January 10 2008 12:00 AM ET

New York City's
overall death rate dropped to an all-time low in 2006 due
in part to declines in mortality from HIV and
smoking-related illness, the health commissioner said
Tuesday.

The number of
deaths fell to 55,391 in 2006 from 57,068 a year earlier,
according to the city's Department of Health and Mental
Hygiene.
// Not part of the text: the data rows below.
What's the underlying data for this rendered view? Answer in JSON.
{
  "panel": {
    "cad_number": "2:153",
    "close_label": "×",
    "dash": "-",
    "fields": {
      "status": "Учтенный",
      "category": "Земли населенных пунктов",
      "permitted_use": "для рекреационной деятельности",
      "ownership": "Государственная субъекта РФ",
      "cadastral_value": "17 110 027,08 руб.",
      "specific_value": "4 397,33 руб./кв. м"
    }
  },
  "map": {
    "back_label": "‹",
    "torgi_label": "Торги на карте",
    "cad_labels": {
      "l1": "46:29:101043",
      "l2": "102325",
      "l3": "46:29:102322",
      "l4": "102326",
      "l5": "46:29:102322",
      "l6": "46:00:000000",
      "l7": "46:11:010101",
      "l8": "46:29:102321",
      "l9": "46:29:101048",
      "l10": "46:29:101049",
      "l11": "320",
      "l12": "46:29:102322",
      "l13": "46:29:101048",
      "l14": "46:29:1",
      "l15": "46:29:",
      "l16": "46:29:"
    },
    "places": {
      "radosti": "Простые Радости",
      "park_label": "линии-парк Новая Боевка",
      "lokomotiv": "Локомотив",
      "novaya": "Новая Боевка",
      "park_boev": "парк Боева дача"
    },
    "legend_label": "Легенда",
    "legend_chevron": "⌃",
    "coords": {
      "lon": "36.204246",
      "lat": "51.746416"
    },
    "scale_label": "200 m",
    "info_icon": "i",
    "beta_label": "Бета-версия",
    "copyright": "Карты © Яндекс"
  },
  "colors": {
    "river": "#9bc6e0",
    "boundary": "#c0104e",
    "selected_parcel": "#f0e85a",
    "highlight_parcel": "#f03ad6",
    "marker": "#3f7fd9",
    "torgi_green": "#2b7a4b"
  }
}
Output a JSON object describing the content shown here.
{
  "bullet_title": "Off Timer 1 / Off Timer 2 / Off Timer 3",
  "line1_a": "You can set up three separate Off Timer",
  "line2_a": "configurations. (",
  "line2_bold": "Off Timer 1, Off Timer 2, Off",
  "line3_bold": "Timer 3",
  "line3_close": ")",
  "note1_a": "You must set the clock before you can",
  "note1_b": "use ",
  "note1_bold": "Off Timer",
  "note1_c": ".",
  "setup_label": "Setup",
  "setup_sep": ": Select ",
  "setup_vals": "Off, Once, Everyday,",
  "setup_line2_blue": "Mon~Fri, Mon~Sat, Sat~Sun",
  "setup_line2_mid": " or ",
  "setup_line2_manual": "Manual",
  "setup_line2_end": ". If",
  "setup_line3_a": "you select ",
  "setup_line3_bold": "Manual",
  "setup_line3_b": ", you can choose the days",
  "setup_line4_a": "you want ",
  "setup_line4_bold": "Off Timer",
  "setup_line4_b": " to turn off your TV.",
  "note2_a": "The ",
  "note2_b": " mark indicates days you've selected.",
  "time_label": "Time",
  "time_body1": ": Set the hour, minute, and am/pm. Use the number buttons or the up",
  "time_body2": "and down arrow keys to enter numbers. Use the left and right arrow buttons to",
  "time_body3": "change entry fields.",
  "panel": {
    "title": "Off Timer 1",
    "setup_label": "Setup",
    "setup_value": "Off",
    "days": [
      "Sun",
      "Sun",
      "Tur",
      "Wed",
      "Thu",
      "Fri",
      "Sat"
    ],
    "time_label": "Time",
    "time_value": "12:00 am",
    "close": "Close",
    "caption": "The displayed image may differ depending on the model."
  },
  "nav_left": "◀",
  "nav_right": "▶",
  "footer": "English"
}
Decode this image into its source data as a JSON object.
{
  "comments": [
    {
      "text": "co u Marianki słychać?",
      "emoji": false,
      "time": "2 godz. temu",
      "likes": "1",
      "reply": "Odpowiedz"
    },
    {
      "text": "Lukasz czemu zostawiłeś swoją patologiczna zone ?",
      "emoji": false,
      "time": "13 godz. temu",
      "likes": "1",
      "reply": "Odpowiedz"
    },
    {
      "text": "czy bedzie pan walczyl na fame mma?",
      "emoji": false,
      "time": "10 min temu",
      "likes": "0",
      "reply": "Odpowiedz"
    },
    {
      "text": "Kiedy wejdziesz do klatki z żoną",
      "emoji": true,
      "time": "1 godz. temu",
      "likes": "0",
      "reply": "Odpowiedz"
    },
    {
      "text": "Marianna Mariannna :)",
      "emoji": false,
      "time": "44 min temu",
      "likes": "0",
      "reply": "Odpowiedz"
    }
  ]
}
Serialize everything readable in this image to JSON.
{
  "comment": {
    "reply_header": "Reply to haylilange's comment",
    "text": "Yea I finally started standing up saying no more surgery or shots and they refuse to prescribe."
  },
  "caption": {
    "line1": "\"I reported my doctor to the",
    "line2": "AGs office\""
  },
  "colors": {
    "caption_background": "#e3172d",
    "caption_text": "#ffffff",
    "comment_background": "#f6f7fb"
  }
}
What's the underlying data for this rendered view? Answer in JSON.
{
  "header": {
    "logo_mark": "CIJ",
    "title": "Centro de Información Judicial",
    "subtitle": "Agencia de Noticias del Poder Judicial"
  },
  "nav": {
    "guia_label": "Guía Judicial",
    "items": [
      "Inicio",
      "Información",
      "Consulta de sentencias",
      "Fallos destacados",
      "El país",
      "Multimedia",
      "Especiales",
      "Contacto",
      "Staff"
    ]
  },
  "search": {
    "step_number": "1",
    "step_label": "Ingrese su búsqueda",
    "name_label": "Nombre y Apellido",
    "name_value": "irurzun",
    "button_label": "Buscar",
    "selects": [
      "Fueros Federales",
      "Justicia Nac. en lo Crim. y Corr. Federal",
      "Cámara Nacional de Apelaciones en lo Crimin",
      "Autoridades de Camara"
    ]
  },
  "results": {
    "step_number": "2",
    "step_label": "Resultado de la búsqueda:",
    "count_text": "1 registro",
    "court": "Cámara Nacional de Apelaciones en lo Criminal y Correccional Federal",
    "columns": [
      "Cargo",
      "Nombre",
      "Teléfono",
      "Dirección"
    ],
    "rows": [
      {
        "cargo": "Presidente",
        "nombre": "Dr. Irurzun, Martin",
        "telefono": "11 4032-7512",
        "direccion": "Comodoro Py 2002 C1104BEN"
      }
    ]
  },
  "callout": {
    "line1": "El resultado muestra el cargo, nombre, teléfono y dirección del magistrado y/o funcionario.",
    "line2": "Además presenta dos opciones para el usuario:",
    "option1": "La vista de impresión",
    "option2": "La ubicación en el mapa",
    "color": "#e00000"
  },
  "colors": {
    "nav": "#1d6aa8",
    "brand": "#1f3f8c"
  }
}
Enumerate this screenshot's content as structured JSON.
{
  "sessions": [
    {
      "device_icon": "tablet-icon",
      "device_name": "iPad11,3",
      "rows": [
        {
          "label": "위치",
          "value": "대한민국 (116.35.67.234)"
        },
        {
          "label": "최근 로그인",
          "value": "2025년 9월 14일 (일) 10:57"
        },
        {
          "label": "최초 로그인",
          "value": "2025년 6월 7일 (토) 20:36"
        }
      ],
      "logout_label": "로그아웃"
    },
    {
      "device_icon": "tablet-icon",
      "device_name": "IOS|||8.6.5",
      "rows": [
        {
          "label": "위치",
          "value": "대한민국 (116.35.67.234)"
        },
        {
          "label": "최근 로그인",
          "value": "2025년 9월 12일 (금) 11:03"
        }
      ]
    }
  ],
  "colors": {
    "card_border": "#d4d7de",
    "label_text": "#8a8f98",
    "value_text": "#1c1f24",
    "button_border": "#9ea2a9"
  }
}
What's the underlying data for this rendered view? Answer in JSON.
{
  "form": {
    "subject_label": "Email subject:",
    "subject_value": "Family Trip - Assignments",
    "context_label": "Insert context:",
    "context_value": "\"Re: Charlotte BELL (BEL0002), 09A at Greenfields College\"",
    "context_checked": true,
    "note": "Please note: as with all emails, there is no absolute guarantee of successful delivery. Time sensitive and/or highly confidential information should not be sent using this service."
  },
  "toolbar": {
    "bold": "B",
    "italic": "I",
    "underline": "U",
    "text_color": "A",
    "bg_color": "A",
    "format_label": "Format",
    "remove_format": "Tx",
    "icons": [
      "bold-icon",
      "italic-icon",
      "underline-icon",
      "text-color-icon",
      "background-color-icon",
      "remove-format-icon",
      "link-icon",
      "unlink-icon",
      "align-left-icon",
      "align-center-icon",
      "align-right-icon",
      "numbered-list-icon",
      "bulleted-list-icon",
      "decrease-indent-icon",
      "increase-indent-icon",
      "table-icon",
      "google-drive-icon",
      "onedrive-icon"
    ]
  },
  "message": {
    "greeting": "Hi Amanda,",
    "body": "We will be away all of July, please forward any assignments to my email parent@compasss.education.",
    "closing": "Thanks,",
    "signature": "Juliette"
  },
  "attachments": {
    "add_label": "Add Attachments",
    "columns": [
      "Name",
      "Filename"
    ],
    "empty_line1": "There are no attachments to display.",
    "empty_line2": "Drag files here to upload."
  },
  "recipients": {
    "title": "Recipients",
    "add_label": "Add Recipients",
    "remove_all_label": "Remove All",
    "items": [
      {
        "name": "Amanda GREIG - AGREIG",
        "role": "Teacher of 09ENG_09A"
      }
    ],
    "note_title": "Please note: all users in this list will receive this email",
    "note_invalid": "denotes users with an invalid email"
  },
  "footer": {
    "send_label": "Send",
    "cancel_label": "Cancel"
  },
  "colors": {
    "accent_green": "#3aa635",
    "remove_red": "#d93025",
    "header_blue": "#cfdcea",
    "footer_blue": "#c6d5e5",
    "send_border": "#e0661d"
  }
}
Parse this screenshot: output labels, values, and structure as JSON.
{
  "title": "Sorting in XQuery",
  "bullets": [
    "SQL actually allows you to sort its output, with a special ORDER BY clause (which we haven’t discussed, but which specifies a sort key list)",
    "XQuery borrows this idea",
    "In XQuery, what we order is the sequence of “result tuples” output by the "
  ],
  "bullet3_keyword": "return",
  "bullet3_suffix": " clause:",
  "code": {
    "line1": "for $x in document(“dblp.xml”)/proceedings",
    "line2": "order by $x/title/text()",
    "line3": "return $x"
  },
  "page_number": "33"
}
The only leading killer that increased
significantly was substance use, up 8%.

Heart disease and
cancer remained the most deadly, claiming 21,844 and
13,116 lives, respectively.

Between 2005 and
2006, death from HIV fell almost 15%, from 1,419 to
1,209, reflecting the lowest numbers since 1984, when 952
deaths from AIDS were recorded citywide.

Researchers
attributed the decline to lower infection rates because of
syringe exchange programs, expanded HIV testing, and slower
disease progression.

HIV mortality
remains concentrated among the city's minority populations,
with roughly 34% of deaths among black men; 21% among black
women; 11% among white men; and 3% among white women.

New HIV diagnoses
have recently increased among young men who have sex
with men, but the trend has yet to affect mortality rates.

All
smoking-related deaths dropped 11.2% between 2002 and 2006,
from 8,722 to 7,744. The figures do not include deaths
from exposure to second-hand smoke.

The report also
showed that life expectancy for women between 2004 and
2005 rose by 2.5 months to 81.3 years, while male life
expectancy remained unchanged at 75.7 years. Overall
life expectancy rose to 78.7 years from 78.6 years.